Godsdienstoorlog op de vierkante meter

  • Datum 28-02-2013
  • Auteur
  • Gerelateerde Films Paradies: Glaube
  • Regie
    Ulrich Seidl
    Te zien vanaf
    01-01-2012
    Land
    Oostenrijk/Duitsland/Frankrijk
  • Deel dit artikel

Met het middendeel van zijn hoop-geloof-en-liefde-trilogie bereikt de Oostenrijkse filmmaker Ulrich Seidl het hoogtepunt van zijn kunstenaarschap. Hij onderzoekt godsdienstwaanzin en de terreur van compassie.

Door Dana Linssen

Gek eigenlijk. In de (Nederlandse) volksmond zeggen we hoop, geloof en liefde, terwijl apostel Paulus, aan wie de drie-eenheid ontleend is, het in zijn Bijbelse loflied op de liefde over geloof, hoop en liefde heeft.
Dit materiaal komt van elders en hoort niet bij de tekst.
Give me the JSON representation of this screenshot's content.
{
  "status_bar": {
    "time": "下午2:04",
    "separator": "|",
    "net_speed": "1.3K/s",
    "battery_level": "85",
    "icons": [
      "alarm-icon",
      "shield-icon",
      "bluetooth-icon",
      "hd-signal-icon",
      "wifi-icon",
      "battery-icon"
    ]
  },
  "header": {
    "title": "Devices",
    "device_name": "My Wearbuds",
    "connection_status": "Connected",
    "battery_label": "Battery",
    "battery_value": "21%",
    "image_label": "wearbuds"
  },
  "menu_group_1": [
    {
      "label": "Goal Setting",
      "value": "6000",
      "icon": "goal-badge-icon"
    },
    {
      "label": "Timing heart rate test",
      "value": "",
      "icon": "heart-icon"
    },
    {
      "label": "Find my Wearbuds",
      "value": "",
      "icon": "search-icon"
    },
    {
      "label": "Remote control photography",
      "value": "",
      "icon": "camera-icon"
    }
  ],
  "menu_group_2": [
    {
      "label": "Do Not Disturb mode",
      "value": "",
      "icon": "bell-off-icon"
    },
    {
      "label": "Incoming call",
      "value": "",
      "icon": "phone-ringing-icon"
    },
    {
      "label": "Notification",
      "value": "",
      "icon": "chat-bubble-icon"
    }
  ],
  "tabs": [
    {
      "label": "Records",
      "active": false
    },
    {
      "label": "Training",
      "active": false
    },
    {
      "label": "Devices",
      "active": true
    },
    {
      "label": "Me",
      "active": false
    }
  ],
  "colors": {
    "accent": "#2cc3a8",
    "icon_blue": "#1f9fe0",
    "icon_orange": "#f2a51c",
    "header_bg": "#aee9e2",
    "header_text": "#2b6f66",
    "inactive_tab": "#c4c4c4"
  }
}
En de Oostenrijkse filmmaker Ulrich Seidl gooit de volgorde in zijn Paradies-trilogie nog verder door elkaar. Hij begon vorig jaar in Cannes met Liebe, afgelopen Filmfestival Berlijn ging slotdeel Hoffnung in première en het grandioze middendeel Glaube dat ondertussen in Venetië voor het eerst werd vertoond, bereikt nu de Nederlandse bioscopen. Niet eerder deed een filmmaker binnen een jaar tijd de drie grote Europese filmfestivals aan, met drie films die weliswaar oorspronkelijk als één film bedoeld waren, maar ook zelfstandig tot het beste behoren wat dat filmjaar heeft voortgebracht.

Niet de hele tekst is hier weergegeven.